Why form is so important
Posted on 10th October 2019 at 16:34
We all think we have good form but what if I told you it could be better?
The constraints of work life, social, family and friends can often leave very little time in the diary. Throw on top of that the hours you dedicate each week to train in the gym it’s almost like you need to be a time management ninja to fit everything in.
With all of this in mind one thing is clear about the time you spend in the gym. You want it to be optimal and make sure you make every session count.
No time to waste doing things half-hearted or training in a way that won’t yield the best results possible. You can still achieve amazing results training in the gym with just 3-4 hours a week but only if one thing is on point.
The F word.
I will be honest this trumps all.
You can have the best training programme going or have the most insane work rate but if your form is not up to scratch you aren’t going to be achieving much in terms of results.
People think about good form the same way they do about being a good driver. We all think we are great drivers but the reality is we all have quite bad habits and probably aren’t quite as Lewis Hamilton esc as we think we are.
This is so true when it comes to training in the gym.
Everyone thinks they know how to execute a good bicep curl. Well why do your arms reasonable spaghetti then?
I’m sure a lot of you don’t have spaghetti arms :).
But the point is that we all need to be a bit more open and excepting that we can improve our form.
I know I can.
I will be honest this blog was inspired by when I trained with a client this week in London.
My client Oli who has been smashing his training programme and his strength gain has been insane the last 12 weeks. But we decided to get a session in face to face and go over a few things before his next plan.
I offer a 1-2-1 training session with all my online clients every 3 months pending location.
Although his training has very impressive we made just a few little tweaks on some key movements and the change in muscle activation was massive.

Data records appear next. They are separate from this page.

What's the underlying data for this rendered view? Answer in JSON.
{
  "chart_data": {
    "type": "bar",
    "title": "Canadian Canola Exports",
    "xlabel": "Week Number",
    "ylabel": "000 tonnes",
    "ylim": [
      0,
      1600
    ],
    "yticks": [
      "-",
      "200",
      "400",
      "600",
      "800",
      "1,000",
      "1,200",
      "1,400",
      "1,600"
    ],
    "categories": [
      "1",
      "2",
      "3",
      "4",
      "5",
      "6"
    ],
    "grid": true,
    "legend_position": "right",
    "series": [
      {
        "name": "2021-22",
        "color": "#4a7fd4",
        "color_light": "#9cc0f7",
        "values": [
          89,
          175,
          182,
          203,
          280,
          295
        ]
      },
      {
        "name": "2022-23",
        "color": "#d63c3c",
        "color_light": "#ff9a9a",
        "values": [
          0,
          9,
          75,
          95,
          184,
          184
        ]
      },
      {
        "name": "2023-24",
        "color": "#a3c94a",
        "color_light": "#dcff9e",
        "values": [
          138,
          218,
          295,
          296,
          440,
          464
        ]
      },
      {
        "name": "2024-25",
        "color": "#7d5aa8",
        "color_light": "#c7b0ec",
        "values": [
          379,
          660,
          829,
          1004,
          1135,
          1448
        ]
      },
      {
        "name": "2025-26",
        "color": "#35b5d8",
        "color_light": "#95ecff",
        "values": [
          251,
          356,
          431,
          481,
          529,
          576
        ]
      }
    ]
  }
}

An example was the chest supported row where he was feeling it more in his traps than his mid back and lats. A simple change of foot position and pulling the elbows back lower changed things massively for him.

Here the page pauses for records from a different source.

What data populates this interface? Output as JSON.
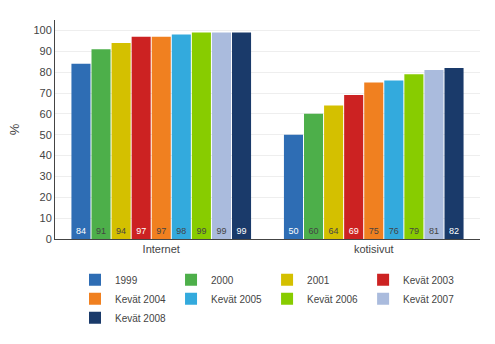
{
  "chart_data": {
    "type": "bar",
    "categories": [
      "Internet",
      "kotisivut"
    ],
    "series": [
      {
        "name": "1999",
        "color": "#2E6DB4",
        "values": [
          84,
          50
        ]
      },
      {
        "name": "2000",
        "color": "#4DAF4A",
        "values": [
          91,
          60
        ]
      },
      {
        "name": "2001",
        "color": "#D4C000",
        "values": [
          94,
          64
        ]
      },
      {
        "name": "Kevät 2003",
        "color": "#CC2222",
        "values": [
          97,
          69
        ]
      },
      {
        "name": "Kevät 2004",
        "color": "#F08020",
        "values": [
          97,
          75
        ]
      },
      {
        "name": "Kevät 2005",
        "color": "#33AADD",
        "values": [
          98,
          76
        ]
      },
      {
        "name": "Kevät 2006",
        "color": "#88CC00",
        "values": [
          99,
          79
        ]
      },
      {
        "name": "Kevät 2007",
        "color": "#AABBDD",
        "values": [
          99,
          81
        ]
      },
      {
        "name": "Kevät 2008",
        "color": "#1A3A6A",
        "values": [
          99,
          82
        ]
      }
    ],
    "ylabel": "%",
    "ylim": [
      0,
      105
    ],
    "yticks": [
      0,
      10,
      20,
      30,
      40,
      50,
      60,
      70,
      80,
      90,
      100
    ],
    "grid": true,
    "legend": "bottom",
    "data_labels": true
  }
}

The same was the case for the tricep extension.
Getting him into a better starting position and ensuring he stayed there resulted in a lot more tension being created within the set. His exacts words were ‘I think I need to lift much lighter on that’. Purely down just a small tweak in form, getting more consistent activation and one hell of a tricep pump.
However how can you start to look at your form more critically and improve muscle activation?

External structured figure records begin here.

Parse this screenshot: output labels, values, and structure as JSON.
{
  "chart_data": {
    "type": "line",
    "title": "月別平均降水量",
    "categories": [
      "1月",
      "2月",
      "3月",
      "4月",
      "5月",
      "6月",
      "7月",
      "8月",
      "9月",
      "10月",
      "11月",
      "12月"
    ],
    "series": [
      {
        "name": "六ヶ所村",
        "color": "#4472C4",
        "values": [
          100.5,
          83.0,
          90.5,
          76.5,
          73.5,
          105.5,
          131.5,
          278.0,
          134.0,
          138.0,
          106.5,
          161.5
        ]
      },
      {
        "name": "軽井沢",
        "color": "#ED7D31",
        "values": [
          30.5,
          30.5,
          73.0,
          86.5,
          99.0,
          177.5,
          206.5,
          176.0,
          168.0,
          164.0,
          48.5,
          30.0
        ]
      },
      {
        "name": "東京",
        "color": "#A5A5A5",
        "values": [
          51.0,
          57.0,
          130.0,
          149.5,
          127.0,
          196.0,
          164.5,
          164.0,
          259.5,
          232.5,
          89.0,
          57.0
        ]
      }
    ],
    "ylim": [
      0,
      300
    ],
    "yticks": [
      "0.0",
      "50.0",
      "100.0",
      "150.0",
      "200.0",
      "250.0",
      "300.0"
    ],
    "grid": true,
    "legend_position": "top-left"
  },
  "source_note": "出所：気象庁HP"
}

Below are my top three tips.
1. Film your exercises – Such an easy thing to do but this can really allow you to assess more critically what you are doing. Sometimes a set may feel great and range of motion is on point but when watched back on video things can look very different. For me videos show two important things. Range of motion and intensity. Both are so very important but when you are half way through a hard set of squats you probably don’t have the energy or focus to really measure these things. But watched back on video you can.
2. Slow down your tempo – I’m not saying that slower tempos are better than faster tempos but for a lot of people slowing down tempos particularly the eccentric (negative) phase can really help improve muscle activation and potentially form. For those exercises you struggle to feel in the right area’s slow things down to a 3 maybe even a 4 second eccentric and really think about the muscle group you are trying to hit.
3. Think about the muscle group – Leading on quite nicely from point two is thinking about the main muscle group you are trying to activate. The mind muscle connection can be really powerful and is something you want to try and utilise. Now granted exercises like squats can be harder as there is bit more going on but still try and thinking about how your quads and glutes as you feel the stretch at the bottom and squeeze at the top. For more isolation exercises it can be easier to do. One easy tip to help with my mind muscle connection is to visualise the muscle group you are looking to hit in red like how you will see on some machines. You know how they have a diagram of the human anatomy with the target muscle group highlighted in red. Think about what that muscle feels like when it’s lengthened and then what it feels like when it’ shortened and squeezed. All while trying to lift a good weight and keep tempo under control, hey I didn’t say it was going to be easy lol.
Good form in the gym is so important so be critical of yourself and how you train. Ask yourself after every set whether you felt it in the right muscle groups or were other muscle groups taking over? If so it may be wise to pull the weight back a bit.
You will never have perfect form but you can always strive to improve it.